While Johnson's work often makes headlines – and potentially shocks world leaders – “I've sometimes found that if I'm opposed to it, I should do something,” she says, “especially when it's about one Job goes.”

This was true for her 2019 indie film The peanut butter hawk, in which Johnson fell “madly” in love with the creative team, including her co-star Zack Gottsagen, for which, as she says, she is developing a project. Johnson was offered the opportunity to play a social worker who cares for Gottsagen's character during a “strange” time for her personally. “I was at a point in my life at the time where I didn’t want to work at all,” she remembers, “and that kind of saved me.”

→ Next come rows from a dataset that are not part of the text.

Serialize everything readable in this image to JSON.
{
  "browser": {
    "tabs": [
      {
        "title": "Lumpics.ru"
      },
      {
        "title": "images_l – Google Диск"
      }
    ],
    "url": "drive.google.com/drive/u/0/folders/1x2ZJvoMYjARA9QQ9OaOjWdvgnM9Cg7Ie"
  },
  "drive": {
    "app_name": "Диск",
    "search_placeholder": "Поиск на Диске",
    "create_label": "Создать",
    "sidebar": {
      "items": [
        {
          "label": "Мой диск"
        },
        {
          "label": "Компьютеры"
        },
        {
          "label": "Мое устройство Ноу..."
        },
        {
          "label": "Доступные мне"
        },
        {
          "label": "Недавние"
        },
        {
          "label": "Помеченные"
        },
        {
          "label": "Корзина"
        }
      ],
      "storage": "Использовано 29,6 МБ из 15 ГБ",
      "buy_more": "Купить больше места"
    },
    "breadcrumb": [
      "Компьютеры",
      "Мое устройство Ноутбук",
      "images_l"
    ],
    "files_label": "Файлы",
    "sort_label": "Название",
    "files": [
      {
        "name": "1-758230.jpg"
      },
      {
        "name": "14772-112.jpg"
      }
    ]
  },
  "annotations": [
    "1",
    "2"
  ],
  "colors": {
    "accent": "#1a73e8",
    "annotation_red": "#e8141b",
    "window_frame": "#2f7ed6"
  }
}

Now Johnson is making her directorial debut – a short film called “ Loser baby written by and with Ghosts' Talia Bernstein, which recently premiered at the Toronto International Film Festival. She's learned something from all of her previous filmmakers, but Johnson says this is it Maggie Gyllenhaal– an actress-turned-director herself who cast Johnson The Prodigal Daughter– which offered special inspiration. “In terms of directing my own stuff, Maggie made me feel like it was OK to want to do that,” she says. “Maybe there's a part of me that thinks, 'I can't do this because I'm an actress, but I can do it and I'd love to do it.' Your courage and Fuck it, I'll do exactly what's on my mind (Attitude), and the confidence in that is so inspiring.”